In Rom rechneten auch die Christen nach dem römischen Kalender (Jahreszahl im Verhältnis zu den Regierungsjahren römischen Kaiser). Im – aus heutiger Sicht gesehen – 6. Jahrhundert entwickelte sich die Vorstellung, eine eigene Zeitrechnung mit der Geburt von Christus zusammenzubringen. Bei der Berechnung unterlief dem damit beauftragten Mönch (Dionysius Exiguus) allerdings ein Fehler, da der historische Jesus – so er denn überhaupt gelebt hat – vermutlich zwischen 4 und 7 „vor Christus" geboren wurde (→ Kalender).

Alle Jahrtausendfeiern sind entsprechend vielleicht willkommene ‘Events', aber ansonsten nichts weiter als eine konventionelle Beliebigkeit katholischer Erfindung. Der Versuch, statt „vor Christus / nach Christus" durch „vor / nach der Zeitenwende" zu ersetzen, übersieht, dass es eben zu dem angenommenen Zeitpunkt keine Zeitenwende gegeben hat.

Sinnvoller wäre es allemal, die Zeitrechnung nicht mit der (falsch berechneten) vermeintlichen Geburt des christlichen Erlösers zu beginnen, sondern beispielsweise mit dem erstmaligen Auftreten unserer Spezies vor ca. 100.000 Jahren. Um Komplikationen zu vermeiden, könnte man dabei Rücksicht auf die etablierte westliche Zeitrechnung nehmen und die Menschheitsgeschichte vor 100.000 Jahren + die Jahre der konventionel¬len Zeitrechnung beginnen zu lassen: Demnach würde die Erstauflage dieses Buches im Jahr 102.007 (Abkürzung wie bislang: 07) erscheinen, Epikur hätte von 99.659 bis 99.730 gelebt (nach alter Zeitrechnung; 341 bis 270), Cicero von 99.894 bis 99.957 (alte Zeitrechnung: 106 bis 43), Jesus von Nazareth (sofern wir annehmen, dass eine solche Person exis¬tierte) wäre etwa 99.995 geboren worden, Mohammed im Jahre 100.571.

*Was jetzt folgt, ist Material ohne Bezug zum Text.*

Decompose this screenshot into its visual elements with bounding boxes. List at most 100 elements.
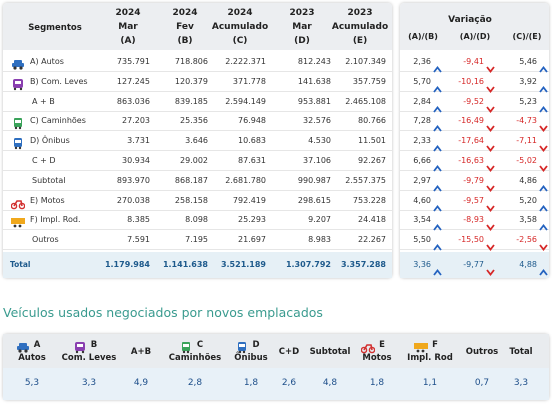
cell: 4.530 <box>308 136 331 146</box>
cell: 2.681.780 <box>225 175 266 185</box>
vehicle-icon <box>16 339 30 353</box>
usados-values-bg <box>3 368 549 400</box>
usados-value: 0,7 <box>474 378 490 388</box>
cell: 371.778 <box>232 76 266 86</box>
arrow-up <box>433 78 442 93</box>
vehicle-icon <box>11 56 25 70</box>
variation-cell: -17,64 <box>458 136 484 146</box>
usados-value: 1,8 <box>243 378 259 388</box>
cell: 1.179.984 <box>104 260 150 269</box>
variation-cell: -8,93 <box>463 215 484 225</box>
column-header: 2023 <box>347 8 373 18</box>
variation-cell: 6,66 <box>413 156 431 165</box>
row-separator <box>400 110 549 112</box>
cell: 718.806 <box>174 57 208 66</box>
cell: 3.521.189 <box>220 260 266 269</box>
usados-header: A <box>33 340 41 350</box>
row-separator <box>3 229 392 231</box>
usados-header: Subtotal <box>309 347 351 357</box>
row-separator <box>400 71 549 72</box>
arrow-up <box>539 177 548 192</box>
vehicle-icon <box>10 195 26 209</box>
usados-header: A+B <box>130 347 152 357</box>
row-separator <box>400 150 549 152</box>
cell: 3.357.288 <box>340 260 386 269</box>
arrow-down <box>539 117 548 133</box>
column-header: (B) <box>177 36 193 46</box>
vehicle-icon <box>414 339 428 353</box>
cell: 2.557.375 <box>345 175 386 185</box>
row-separator <box>400 209 549 211</box>
row-separator <box>400 130 549 132</box>
row-separator <box>400 90 549 92</box>
arrow-up <box>433 236 442 251</box>
cell: 8.385 <box>127 215 150 225</box>
row-label: A) Autos <box>30 57 64 66</box>
column-header: 2024 <box>227 8 253 18</box>
usados-value: 3,3 <box>81 378 97 388</box>
arrow-down <box>486 137 495 153</box>
usados-header: F <box>432 340 438 350</box>
column-header: Mar <box>118 22 138 32</box>
variation-cell: 5,20 <box>519 195 537 205</box>
variation-cell: 2,33 <box>413 136 431 146</box>
arrow-up <box>539 98 548 113</box>
variation-cell: -16,49 <box>458 116 484 126</box>
cell: 29.002 <box>180 156 208 165</box>
cell: 22.267 <box>358 235 386 245</box>
arrow-down <box>539 236 548 252</box>
variation-cell: -4,73 <box>516 116 537 126</box>
usados-value: 4,9 <box>133 378 149 388</box>
variation-cell: -9,79 <box>463 175 484 185</box>
cell: 32.576 <box>303 116 331 126</box>
arrow-down <box>486 117 495 133</box>
cell: 9.207 <box>308 215 331 225</box>
column-header: 2024 <box>115 8 141 18</box>
variation-cell: 3,92 <box>519 76 537 86</box>
variation-cell: 4,88 <box>519 260 537 269</box>
arrow-up <box>539 261 548 276</box>
arrow-up <box>433 261 442 276</box>
variation-header: (C)/(E) <box>512 32 542 41</box>
vehicle-icon <box>11 76 25 90</box>
arrow-down <box>486 98 495 113</box>
cell: 2.594.149 <box>225 96 266 106</box>
column-header: 2023 <box>289 8 315 18</box>
row-separator <box>3 150 392 152</box>
usados-header: D <box>252 340 260 350</box>
arrow-up <box>433 177 442 192</box>
variation-cell: -16,63 <box>458 156 484 165</box>
cell: 868.187 <box>174 175 208 185</box>
arrow-up <box>433 58 442 73</box>
cell: 735.791 <box>116 57 150 66</box>
row-separator <box>400 229 549 231</box>
arrow-up <box>539 197 548 212</box>
row-label: Subtotal <box>32 175 66 185</box>
row-separator <box>3 71 392 72</box>
variation-cell: 2,97 <box>413 175 431 185</box>
cell: 21.697 <box>238 235 266 245</box>
arrow-up <box>433 157 442 172</box>
row-label: Outros <box>32 235 59 245</box>
cell: 10.683 <box>238 136 266 146</box>
usados-header: E <box>379 340 385 350</box>
cell: 812.243 <box>297 57 331 66</box>
cell: 8.983 <box>308 235 331 245</box>
cell: 92.267 <box>358 156 386 165</box>
row-separator <box>3 110 392 112</box>
cell: 37.106 <box>303 156 331 165</box>
usados-header: C <box>196 340 204 350</box>
usados-header: C+D <box>278 347 300 357</box>
arrow-down <box>486 78 495 93</box>
vehicle-icon <box>11 115 25 130</box>
column-header: (C) <box>232 36 248 46</box>
column-header: Segmentos <box>28 23 82 33</box>
arrow-up <box>433 98 442 113</box>
total-bg <box>3 252 392 278</box>
row-label: B) Com. Leves <box>30 76 88 86</box>
arrow-up <box>539 58 548 73</box>
cell: 753.228 <box>352 195 386 205</box>
cell: 7.195 <box>185 235 208 245</box>
variation-cell: -7,11 <box>516 136 537 146</box>
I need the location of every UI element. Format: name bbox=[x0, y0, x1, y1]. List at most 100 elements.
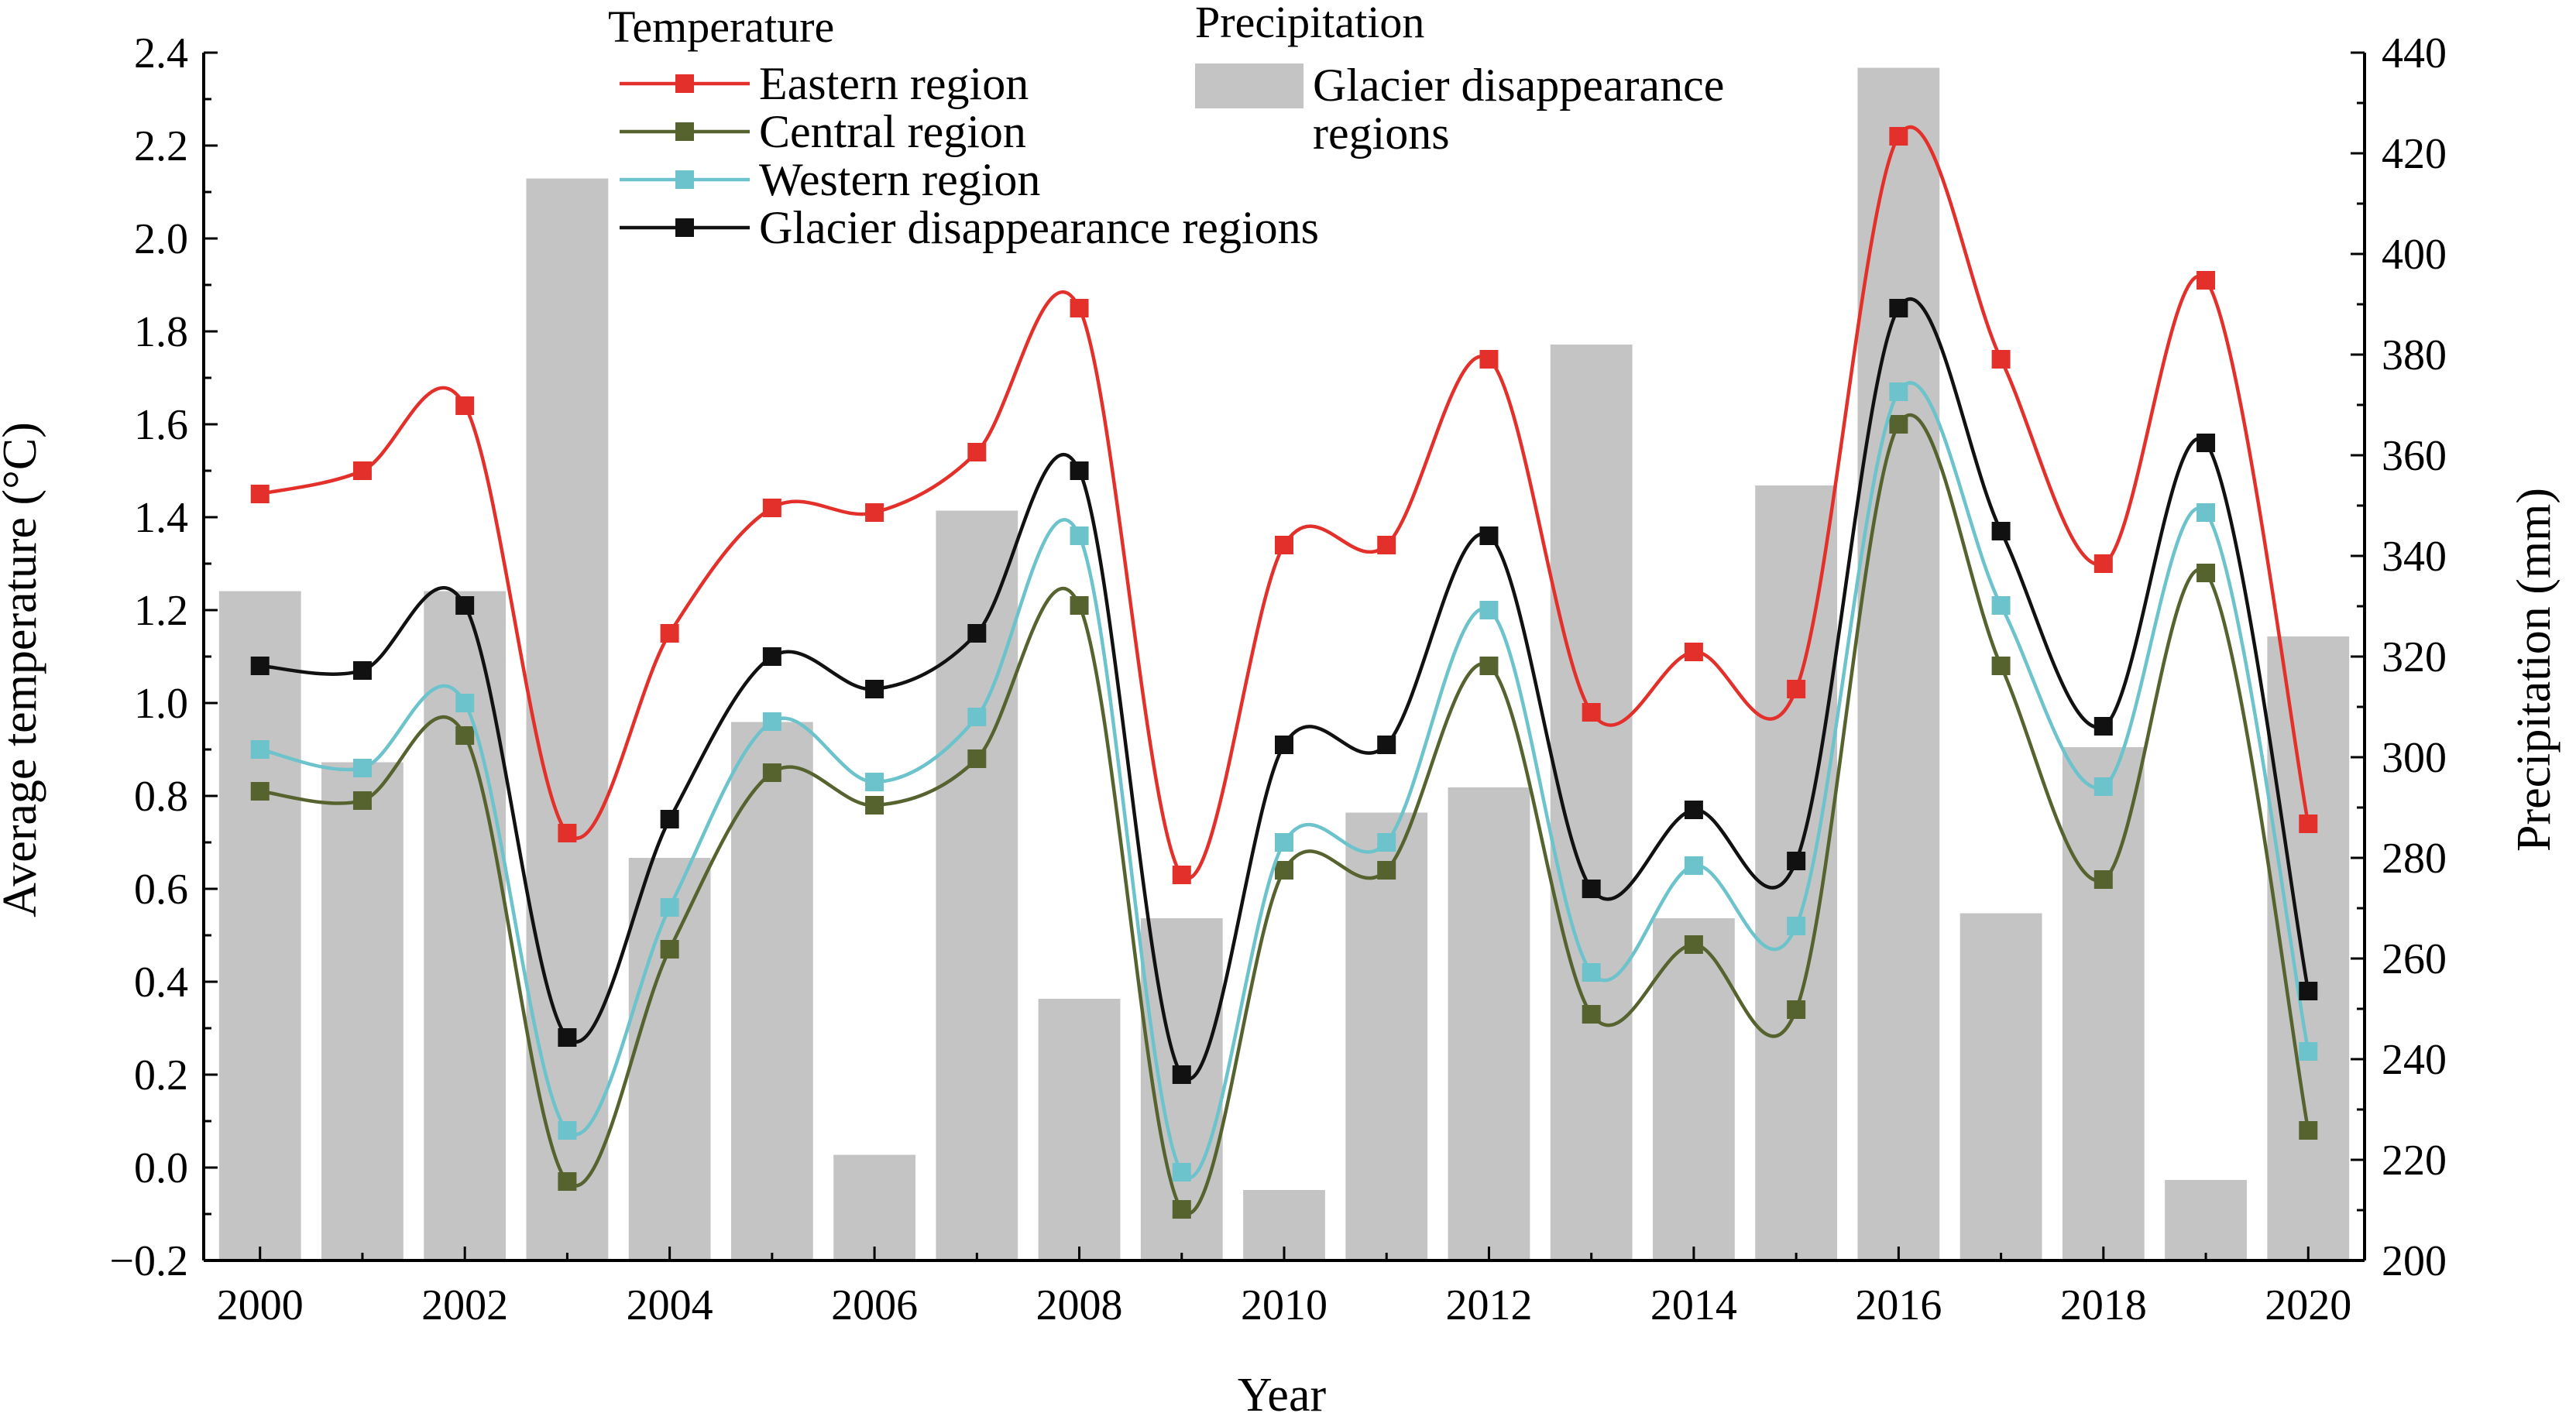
right-tick-label: 280 bbox=[2382, 835, 2447, 883]
series-marker-2-2019 bbox=[2196, 503, 2216, 522]
series-marker-3-2006 bbox=[865, 680, 884, 698]
series-marker-0-2000 bbox=[250, 485, 270, 503]
series-marker-1-2017 bbox=[1991, 657, 2011, 675]
precip-bar-2013 bbox=[1550, 345, 1633, 1260]
legend: Temperature Precipitation Eastern region… bbox=[608, 0, 1724, 253]
x-tick-label: 2018 bbox=[2060, 1281, 2147, 1329]
series-marker-3-2007 bbox=[967, 624, 987, 643]
series-marker-2-2008 bbox=[1070, 526, 1089, 545]
temperature-lines bbox=[250, 125, 2318, 1219]
series-marker-1-2019 bbox=[2196, 564, 2216, 582]
left-tick-label: 1.0 bbox=[134, 680, 188, 728]
series-marker-0-2012 bbox=[1479, 350, 1499, 369]
left-axis-title: Average temperature (°C) bbox=[0, 422, 46, 917]
x-tick-label: 2008 bbox=[1036, 1281, 1123, 1329]
right-tick-label: 220 bbox=[2382, 1137, 2447, 1185]
left-tick-label: 2.4 bbox=[134, 29, 188, 77]
series-marker-3-2017 bbox=[1991, 522, 2011, 540]
series-marker-0-2003 bbox=[558, 824, 577, 842]
legend-marker-3 bbox=[675, 218, 694, 237]
precip-bar-2019 bbox=[2165, 1180, 2247, 1260]
series-marker-2-2020 bbox=[2299, 1042, 2318, 1061]
right-tick-label: 340 bbox=[2382, 533, 2447, 581]
series-marker-2-2015 bbox=[1787, 917, 1806, 935]
series-marker-2-2010 bbox=[1275, 833, 1293, 852]
series-marker-3-2008 bbox=[1070, 461, 1089, 480]
series-marker-1-2006 bbox=[865, 796, 884, 815]
precip-bar-2017 bbox=[1959, 913, 2042, 1260]
right-tick-label: 300 bbox=[2382, 734, 2447, 782]
series-marker-0-2010 bbox=[1275, 536, 1293, 554]
series-marker-1-2011 bbox=[1377, 861, 1396, 880]
x-tick-label: 2000 bbox=[217, 1281, 304, 1329]
series-marker-0-2019 bbox=[2196, 271, 2216, 290]
series-marker-2-2014 bbox=[1684, 856, 1703, 875]
series-marker-0-2007 bbox=[967, 443, 987, 461]
left-tick-label: 1.6 bbox=[134, 401, 188, 449]
series-marker-0-2015 bbox=[1787, 680, 1806, 698]
series-marker-2-2009 bbox=[1172, 1163, 1191, 1182]
series-marker-1-2010 bbox=[1275, 861, 1293, 880]
series-marker-3-2005 bbox=[762, 647, 781, 666]
right-tick-label: 240 bbox=[2382, 1036, 2447, 1084]
legend-marker-0 bbox=[675, 74, 694, 93]
series-marker-3-2004 bbox=[660, 810, 679, 828]
series-marker-2-2011 bbox=[1377, 833, 1396, 852]
x-axis-title: Year bbox=[1238, 1369, 1327, 1413]
series-marker-1-2016 bbox=[1889, 415, 1908, 434]
precipitation-bars bbox=[218, 67, 2350, 1260]
series-marker-2-2002 bbox=[455, 694, 475, 712]
left-tick-label: −0.2 bbox=[109, 1237, 188, 1285]
series-marker-1-2012 bbox=[1479, 657, 1499, 675]
series-marker-2-2006 bbox=[865, 773, 884, 791]
right-tick-label: 260 bbox=[2382, 935, 2447, 983]
legend-marker-2 bbox=[675, 170, 694, 189]
x-tick-label: 2002 bbox=[421, 1281, 508, 1329]
series-marker-0-2005 bbox=[762, 499, 781, 517]
right-tick-label: 320 bbox=[2382, 633, 2447, 681]
series-marker-2-2005 bbox=[762, 712, 781, 731]
legend-label-2: Western region bbox=[759, 154, 1040, 205]
precip-bar-2016 bbox=[1857, 67, 1940, 1260]
series-marker-2-2017 bbox=[1991, 596, 2011, 615]
series-marker-3-2010 bbox=[1275, 736, 1293, 754]
series-marker-1-2007 bbox=[967, 749, 987, 768]
right-axis-title: Precipitation (mm) bbox=[2508, 488, 2561, 852]
x-tick-label: 2020 bbox=[2265, 1281, 2351, 1329]
series-marker-1-2005 bbox=[762, 763, 781, 782]
right-tick-label: 440 bbox=[2382, 29, 2447, 77]
series-marker-2-2003 bbox=[558, 1121, 577, 1140]
legend-label-1: Central region bbox=[759, 106, 1026, 157]
right-tick-label: 420 bbox=[2382, 130, 2447, 178]
legend-bar-label-line1: Glacier disappearance bbox=[1313, 60, 1724, 111]
precip-bar-2008 bbox=[1038, 999, 1121, 1260]
series-marker-2-2013 bbox=[1582, 963, 1601, 982]
axes: −0.2 0.0 0.2 0.4 0.6 0.8 1.0 1.2 1.4 1.6 1.8 2.0 2.2… bbox=[109, 29, 2447, 1329]
series-marker-3-2019 bbox=[2196, 434, 2216, 452]
x-tick-label: 2012 bbox=[1445, 1281, 1532, 1329]
left-tick-label: 0.0 bbox=[134, 1144, 188, 1192]
series-marker-0-2020 bbox=[2299, 815, 2318, 833]
x-tick-label: 2014 bbox=[1650, 1281, 1737, 1329]
series-marker-3-2011 bbox=[1377, 736, 1396, 754]
legend-temperature-title: Temperature bbox=[608, 2, 834, 52]
precip-bar-2001 bbox=[321, 762, 404, 1260]
series-marker-1-2003 bbox=[558, 1172, 577, 1191]
precip-bar-2000 bbox=[218, 591, 301, 1260]
series-marker-3-2001 bbox=[352, 661, 372, 680]
series-marker-0-2001 bbox=[352, 461, 372, 480]
right-tick-label: 380 bbox=[2382, 331, 2447, 379]
series-marker-2-2012 bbox=[1479, 601, 1499, 619]
series-marker-3-2003 bbox=[558, 1028, 577, 1047]
series-marker-0-2013 bbox=[1582, 703, 1601, 722]
x-tick-label: 2006 bbox=[831, 1281, 918, 1329]
right-tick-label: 200 bbox=[2382, 1237, 2447, 1285]
series-marker-1-2018 bbox=[2093, 870, 2113, 889]
legend-bar-label-line2: regions bbox=[1313, 108, 1450, 159]
series-marker-3-2016 bbox=[1889, 299, 1908, 317]
series-marker-3-2018 bbox=[2093, 717, 2113, 736]
left-tick-label: 2.0 bbox=[134, 215, 188, 263]
series-marker-1-2020 bbox=[2299, 1121, 2318, 1140]
series-marker-1-2004 bbox=[660, 940, 679, 959]
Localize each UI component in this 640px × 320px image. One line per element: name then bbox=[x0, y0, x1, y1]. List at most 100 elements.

Der Vorteil dieser alternativen Zeitrechnung wäre, dass sie verdeutlichen würde, wie ungeheuer kurz die Spanne menschlicher Hochkulturen und natürlich auch der sog. „Hochreligionen" im Vergleich zur gesamten Menschheitsgeschichte gewesen ist. Mehr als 100.000 Jahre lang hatten die Menschen definitiv keine „Kirche im Kopf" und es ist stark anzunehmen, dass es keineswegs weitere 100.000 Jahre dauern wird, bis die religiösen Meme dieser Institution wieder aus den Köpfen der Menschen verschwunden sind.